On dit de la grippe pandémique qu'elle est la menace actuelle la plus redoutée pour la sécurité sanitaire. Le rapport décrit le plan stratégique de l'OMS pour lutter contre une pandémie, attire l'attention sur la nécessité de renforcer les systèmes de santé et d'exercer une vigilance permanente pour gérer les risques et les conséquences de la propagation internationale de nouvelles souches ultrarésistantes du bacille tuberculeux (tuberculose UR). De nouvelles menaces ont également vu le jour avec les risques potentiels d'attaques terroristes, d'incidents chimiques ou d'accidents nucléaires.

Une solidarité mondiale

"Il n'y a pas de pays – si capable, riche ou technologiquement avancé qu'il soit – qui puisse à lui seul prévenir, détecter et combattre la totalité des menaces qui pèsent sur la santé publique", écrit l'OMS, pour qui "l'amélioration de la sécurité sanitaire" exige donc "une solidarité mondiale".

"Jamais auparavant dans l'Histoire, la sécurité sanitaire mondiale n'avait autant dépendu de la coopération internationale et de la volonté de tous les pays d'agir efficacement pour combattre les menaces nouvelles et émergentes", souligne l’OMS.

Face à cette vulnérabilité universelle, "la sécurité sanitaire internationale est à la fois une aspiration collective et une responsabilité mutuelle", affirme Margaret Chan. "La diplomatie, la coopération, la transparence et la préparation en sont les nouveaux mots d'ordre", ajoute-t-elle.

Le règlement sanitaire international

Le rapport prône l'établissement de partenariats internationaux plus solides, permettant notamment l'application du "Règlement sanitaire international" (RSI) dont le but est de limiter la propagation des maladies.

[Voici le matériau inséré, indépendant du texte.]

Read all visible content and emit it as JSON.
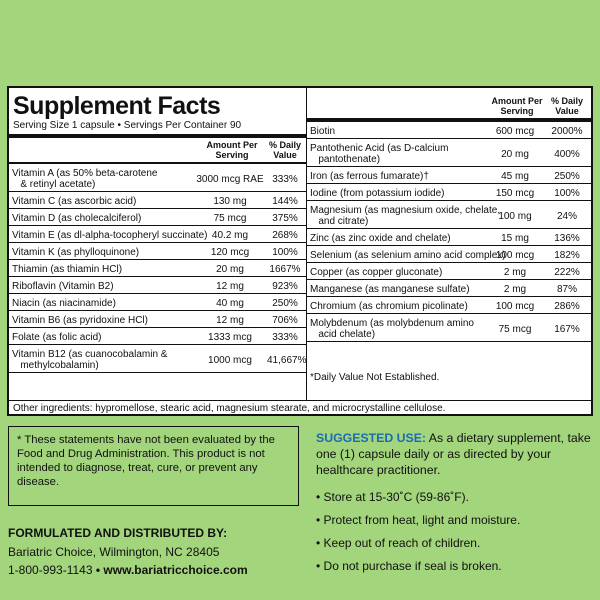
{
  "title": "Supplement Facts",
  "serving": "Serving Size 1 capsule • Servings Per Container 90",
  "header": {
    "amount": [
      "Amount Per",
      "Serving"
    ],
    "dv": [
      "% Daily",
      "Value"
    ]
  },
  "left_rows": [
    {
      "name": [
        "Vitamin A (as 50% beta-carotene",
        "   & retinyl acetate)"
      ],
      "amount": "3000 mcg RAE",
      "dv": "333%"
    },
    {
      "name": [
        "Vitamin C (as ascorbic acid)"
      ],
      "amount": "130 mg",
      "dv": "144%"
    },
    {
      "name": [
        "Vitamin D (as cholecalciferol)"
      ],
      "amount": "75 mcg",
      "dv": "375%"
    },
    {
      "name": [
        "Vitamin E (as dl-alpha-tocopheryl succinate)"
      ],
      "amount": "40.2 mg",
      "dv": "268%"
    },
    {
      "name": [
        "Vitamin K (as phylloquinone)"
      ],
      "amount": "120 mcg",
      "dv": "100%"
    },
    {
      "name": [
        "Thiamin (as thiamin HCl)"
      ],
      "amount": "20 mg",
      "dv": "1667%"
    },
    {
      "name": [
        "Riboflavin (Vitamin B2)"
      ],
      "amount": "12 mg",
      "dv": "923%"
    },
    {
      "name": [
        "Niacin (as niacinamide)"
      ],
      "amount": "40 mg",
      "dv": "250%"
    },
    {
      "name": [
        "Vitamin B6 (as pyridoxine HCl)"
      ],
      "amount": "12 mg",
      "dv": "706%"
    },
    {
      "name": [
        "Folate (as folic acid)"
      ],
      "amount": "1333 mcg",
      "dv": "333%"
    },
    {
      "name": [
        "Vitamin B12 (as cuanocobalamin &",
        "   methylcobalamin)"
      ],
      "amount": "1000 mcg",
      "dv": "41,667%"
    }
  ],
  "right_rows": [
    {
      "name": [
        "Biotin"
      ],
      "amount": "600 mcg",
      "dv": "2000%"
    },
    {
      "name": [
        "Pantothenic Acid (as D-calcium",
        "   pantothenate)"
      ],
      "amount": "20 mg",
      "dv": "400%"
    },
    {
      "name": [
        "Iron (as ferrous fumarate)†"
      ],
      "amount": "45 mg",
      "dv": "250%"
    },
    {
      "name": [
        "Iodine (from potassium iodide)"
      ],
      "amount": "150 mcg",
      "dv": "100%"
    },
    {
      "name": [
        "Magnesium (as magnesium oxide, chelate,",
        "   and citrate)"
      ],
      "amount": "100 mg",
      "dv": "24%"
    },
    {
      "name": [
        "Zinc (as zinc oxide and chelate)"
      ],
      "amount": "15 mg",
      "dv": "136%"
    },
    {
      "name": [
        "Selenium (as selenium amino acid complex)"
      ],
      "amount": "100 mcg",
      "dv": "182%"
    },
    {
      "name": [
        "Copper (as copper gluconate)"
      ],
      "amount": "2 mg",
      "dv": "222%"
    },
    {
      "name": [
        "Manganese (as manganese sulfate)"
      ],
      "amount": "2 mg",
      "dv": "87%"
    },
    {
      "name": [
        "Chromium (as chromium picolinate)"
      ],
      "amount": "100 mcg",
      "dv": "286%"
    },
    {
      "name": [
        "Molybdenum (as molybdenum amino",
        "   acid chelate)"
      ],
      "amount": "75 mcg",
      "dv": "167%"
    }
  ],
  "dv_note": "*Daily Value Not Established.",
  "other_ingredients": "Other ingredients: hypromellose, stearic acid, magnesium stearate, and microcrystalline cellulose.",
  "disclaimer": "* These statements have not been evaluated by the Food and Drug Administration. This product is not intended to diagnose, treat, cure, or prevent any disease.",
  "formulated_by": "FORMULATED AND DISTRIBUTED BY:",
  "address": "Bariatric Choice, Wilmington, NC 28405",
  "phone": "1-800-993-1143",
  "website": "• www.bariatricchoice.com",
  "suggested_use_label": "SUGGESTED USE:",
  "suggested_use_text": " As a dietary supplement, take one (1) capsule daily or as directed by your healthcare practitioner.",
  "bullets": [
    "• Store at 15-30˚C (59-86˚F).",
    "• Protect from heat, light and moisture.",
    "• Keep out of reach of children.",
    "• Do not purchase if seal is broken."
  ],
  "colors": {
    "background": "#a3d57d",
    "accent": "#1b6bb5"
  }
}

Nombre de situations d'urgence "auraient pu être évitées ou circonscrites si les systèmes de santé avaient été plus solides et plus préparés", déplore enfin l'OMS, qui appelle la communauté internationale à investir massivement dans la formation des personnels de santé, dans la recherche et dans l'amélioration de la surveillance et de la prévention.

Le rapport énonce six recommandations essentielles pour atteindre le niveau le plus élevé possible de sécurité en santé publique :

l'application intégrale du règlement sanitaire international par tous les pays,
la coopération au niveau mondial pour la surveillance, l'alerte et l'action en cas d'épidémie,
le libre accès aux connaissances, technologies et matériels divers, y compris les virus et autres échantillons biologiques, nécessaires pour assurer une sécurité sanitaire optimale au niveau mondial,
la responsabilité mondiale de renforcer les capacités des infrastructures médico-sanitaires de tous les pays,
la collaboration intersectorielle au sein des gouvernements,
l'accroissement des ressources aux niveaux mondial et national affectées à la formation, à la surveillance, au développement des moyens de laboratoire, aux réseaux d'intervention ainsi qu'aux campagnes de prévention.

Sources : Nations unies, Genève et New York, et presse internationale [dont Le Monde], 23 août 2007.